Because the audit consistently pays out three dividends.
Identity, because you’re one of the people who sees clearly.
Belonging, because the unhappy form tribes faster than the happy.
Status, because disappointment signals discernment and satisfaction signals you’ll eat anything.

So, you get an arms race where being hard to please is a flex. The most miserable person in the thread is the most respected one and the guy who still likes the thing is… well, a little embarrassing.
It seems these days a lot of people don’t know how to enjoy something for what it is anymore. They’re better at inhabiting what it isn’t. Hand them something and they’ll tell you all about the better version (that doesn’t exist), the corners that got cut, the thing it should have been. That skill, seeing the absence, has been trained hard. The other one, liking what’s in front of you, has gone soft.
the year-long grudge
So where’s the line?
I’m not telling you to shut up and be grateful. Honest end-user feedback is one of the few good things the internet still does, the guy who actually owns the car telling you about the rattle the reviewer never had time to find.

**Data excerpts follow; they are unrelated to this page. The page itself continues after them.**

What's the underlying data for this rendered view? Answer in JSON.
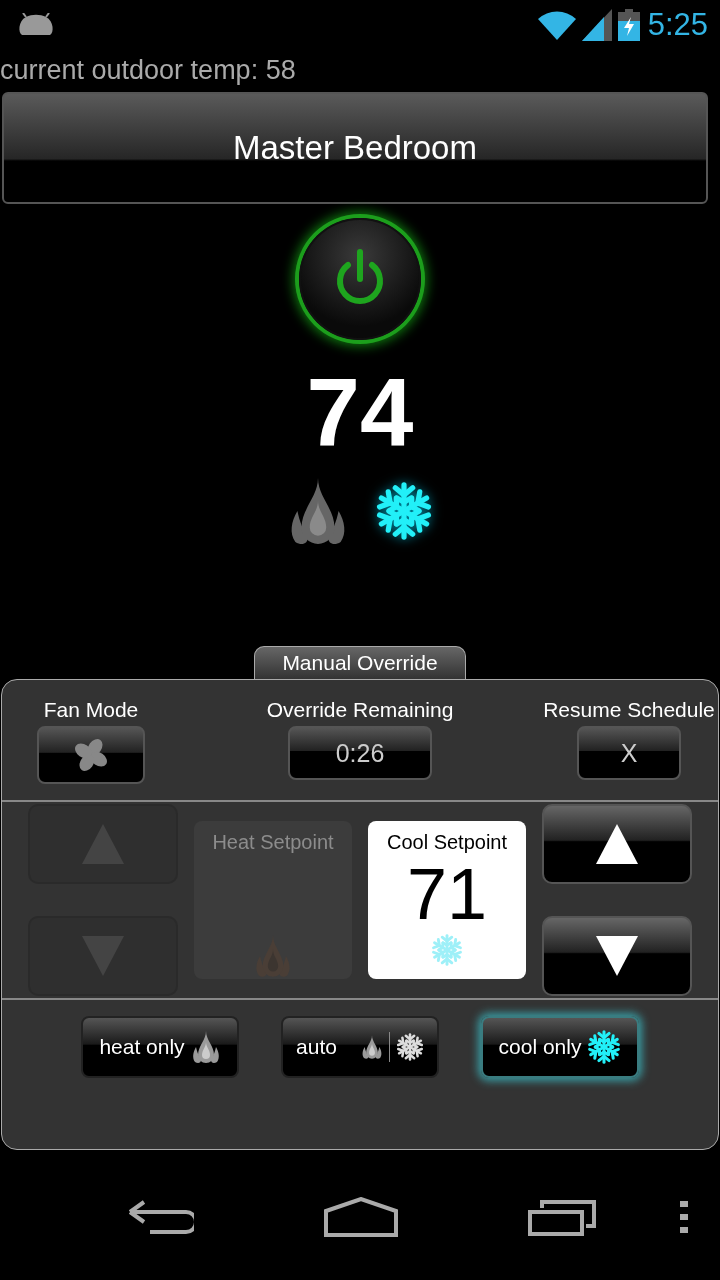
{
  "status_bar": {
    "time": "5:25"
  },
  "outdoor_temp": "current outdoor temp: 58",
  "zone_button": "Master Bedroom",
  "power": {
    "on": true
  },
  "current_temp": "74",
  "indicators": {
    "heating": false,
    "cooling": true
  },
  "override": {
    "title": "Manual Override",
    "controls": [
      {
        "label": "Fan Mode",
        "kind": "fan"
      },
      {
        "label": "Override Remaining",
        "kind": "text",
        "value": "0:26"
      },
      {
        "label": "Resume Schedule",
        "kind": "text",
        "value": "X"
      }
    ],
    "setpoints": [
      {
        "label": "Heat Setpoint",
        "kind": "heat",
        "disabled": true
      },
      {
        "label": "Cool Setpoint",
        "kind": "cool",
        "value": "71",
        "disabled": false
      }
    ],
    "modes": [
      {
        "label": "heat only",
        "kind": "heat",
        "selected": false
      },
      {
        "label": "auto",
        "kind": "auto",
        "selected": false
      },
      {
        "label": "cool only",
        "kind": "cool",
        "selected": true
      }
    ]
  }
}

And yes, plenty of it genuinely got worse, shipped broken, paywalled, rotted in place while the price climbed. But that feels like its become the alibi. The recreational cynic stands in the middle of that crowd and borrows its legitimacy, because a thread full of real grievances is the best place to hide a fake one.
The line is probably whether the criticism is still pointed at the thing. Real criticism wants the thing better, or wants you to know what you’re buying. Recreational cynicism wants nothing fixed, it wants an audience. One is diagnosis, the other is performance, and the tell is that it never resolves. A diagnosis ends when the problem’s named but a performance always needs a new episode.
The same goes for the superfans. They’re performing for an audience exactly like the cynic, and the cheering never resolves the way the complaining never does, because there’s nothing in it to fix. Permanent delight is as stuck as permanent disgust, just better-mannered about it and sometimes more pleasant to be around.
What worries me is the complaint becoming more satisfying than the thing ever was. You can spend a year angry at a game you played for thirty hours. You can get more out of hating something than you ever got out of having it. At some point the object stops being what the disappointment is about and instead it’s just the occasion, and the disappointment was the thing that deep down, you wanted.